In dem Interview zumindest gab Krah sich auch besänftigend: Er wolle "versuchen", mäßigend einzuwirken und sich auch noch mal in einem Video an die Jungwähler wenden und da sagen: "Auf jeden Erfolg gibt’s auch mal einen Rückschlag. Politik ist ein Marathon und kein Sprint." Auf den Rückschlag vom Montag dürfte mit der Höcke-Stellungnahme für ihn der nächste gefolgt sein.

Die nahe Zukunft

Am Donnerstag wurde bekannt, dass die ID-Fraktion die AfD auch weiterhin nicht aufnehmen will. Der Ausschluss von Krah aus der Delegation hat also nichts gebracht – das ist ein Punkt für Krah.
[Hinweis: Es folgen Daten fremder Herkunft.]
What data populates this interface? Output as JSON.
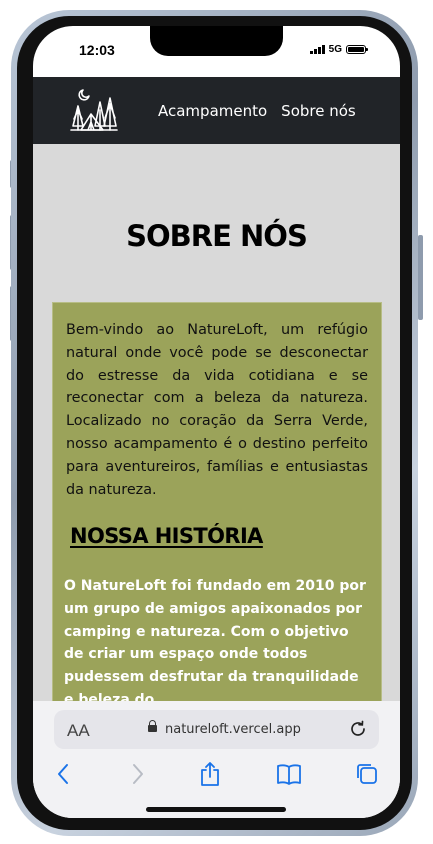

In seinem Interview hatte er zuvor noch geätzt: Er stehe dafür, "weniger Kompromisse" einzugehen und den "Wählerwillen ernst zu nehmen in Brüssel, aber die Mehrheit der Kollegen habe sich überzeugen lassen, dass es da einen anderen Weg zurück gebe, eben auch unter Aufgabe von AfD-Positionen". Krah unterstellte damit der Delegation indirekt, den Wählerwillen zu verraten, während er selbst standhaft bleibe.

Und er hielt ihnen vor, durch seinen Ausschluss keineswegs in einer besseren Situation zu sein "Es gibt 15 fraktionslose AfD-Mitglieder im Europäischen Parlament, von denen jetzt 14 einmal die Woche eine Sitzung haben, um sich untereinander abzustimmen." Weil sie keine Delegation oder Fraktion bildeten, hätten sie nicht mehr Planstellen, kein Sekretariat, keinen Pressesprecher, kein Budget. "Das wäre anders, wenn diese 14 jetzt in die ID zurückkämen. Das wird nicht passieren, soweit wage ich mich aus dem Fenster." Stunden später kam dafür die Bestätigung.

Und noch einmal Stunden später kam dann die Höcke-Klarstellung: "Aust vertritt in Brüssel einen dezidiert deutschen Standpunkt und nimmt eine deutsche geostrategische Position ein. Er verhandelt nicht als Bittsteller mit den Delegationen der anderen Nationen."

Die weitere Zukunft

Krah hatte angekündigt, sich vorstellen zu können, sich auch allein einer anderen Fraktion anzuschließen. Das könnte jetzt noch wahrscheinlicher werden, wenn er nicht einlenkt. Im Interview sagte er: "Wenn eine Partei in einer Fraktion dabei ist oder sich einer Fraktionsgemeinschaft anschließt, dann gibt’s eine Verpflichtung, mitzumachen. Aber es gibt keine Verpflichtung, fraktionslos zu sein." Es sei sicherlich nicht sein Ziel, fünf Jahre fraktionslos zu bleiben. Derzeit gebe es aber keine Fraktion, der er sich anschließen werde.

Krah erklärte, es brauche einen kühlen Kopf, Versöhnlichkeit, Brücken. Er hoffe, dass die anderen AfD-Abgeordneten sich "überzeugen lassen, dass die politischen Ideen, für die wir gewählt wurden, es wert sind, sie auch in Brüssel zu vertreten und nicht falsche Kompromisse zu schließen." Die anderen sollten mehr wie Krah werden, so sieht er das.